Caricatures de Mahomet: appel téléphonique entre Trudeau et Macron

OTTAWA — Justin Trudeau et Emmanuel Macron se sont parlé au téléphone en début d’après-midi, jeudi, heure d’Ottawa.

Au bureau du premier ministre, on dit que ce contact téléphonique était «une demande à la suite de l’attentat de Nice». On en comprend donc que c’est le gouvernement canadien qui a initié la chose, mais on ne sait pas à quel moment précis.

Vendredi dernier, M. Trudeau avait semblé froisser le président français lorsqu’il avait dit, en commentant les caricatures de Mahomet utilisées comme prétextes pour des attentats en France, que la liberté d’expression a des limites.

Il avait alors comparé le geste de publier ces caricatures à l’acte de crier «au feu» dans un cinéma bondé.

Le président Macron, mardi, avait choisi d’appeler le premier ministre du Québec, François Legault, pour le remercier de son appui «inconditionnel» à l’heure où la France subissait une série d’attentats islamistes, geste que M. Legault s’est empressé de publiciser.

La veille, le premier ministre québécois avait dit que dans ce débat, il était d’accord avec M. Macron et «totalement en désaccord» avec M. Trudeau.
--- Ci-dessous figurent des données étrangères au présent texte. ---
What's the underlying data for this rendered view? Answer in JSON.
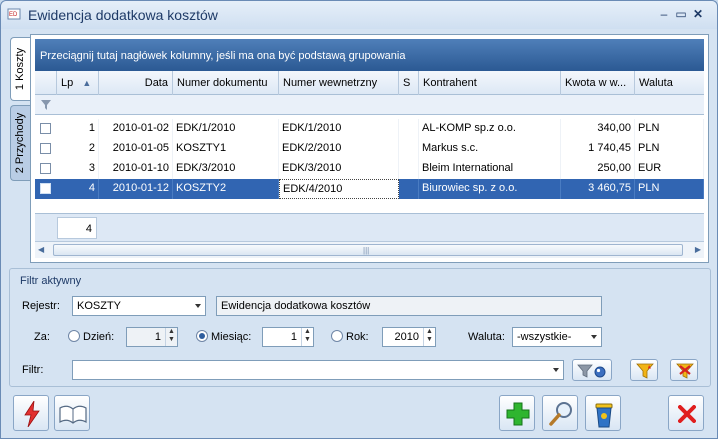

Aux Communes, mercredi, bloquistes et conservateurs s’acharnaient à reprocher au premier ministre ses propos de vendredi, y voyant la source d’un incident diplomatique, même si cette semaine, M. Trudeau s’est ravisé, a dit qu’il ne condamne pas la publication des caricatures du prophète des musulmans et a assuré qu’il défendrait sans nuance la liberté d’expression.

Jeudi matin, le chef bloquiste, en point de presse, conseillait à M. Trudeau d’entamer la conversation téléphonique avec le président français ainsi: «Je m’excuse».

«Lorsque la blessure touche un point aussi sensible que des vies humaines et des valeurs profondes de la société française, (…) je doute qu’un simple appel téléphonique suffise», a ajouté Yves-François Blanchet.

Jeudi après-midi, bloquistes et conservateurs aux Communes revenaient à la charge.

«Aujourd’hui, le premier ministre doit ramper devant le président français pour réparer les pots cassés», a lancé le député conservateur Richard Martel.

En face, c’est le ministre des Affaires étrangères qui a pris la défense de son gouvernement.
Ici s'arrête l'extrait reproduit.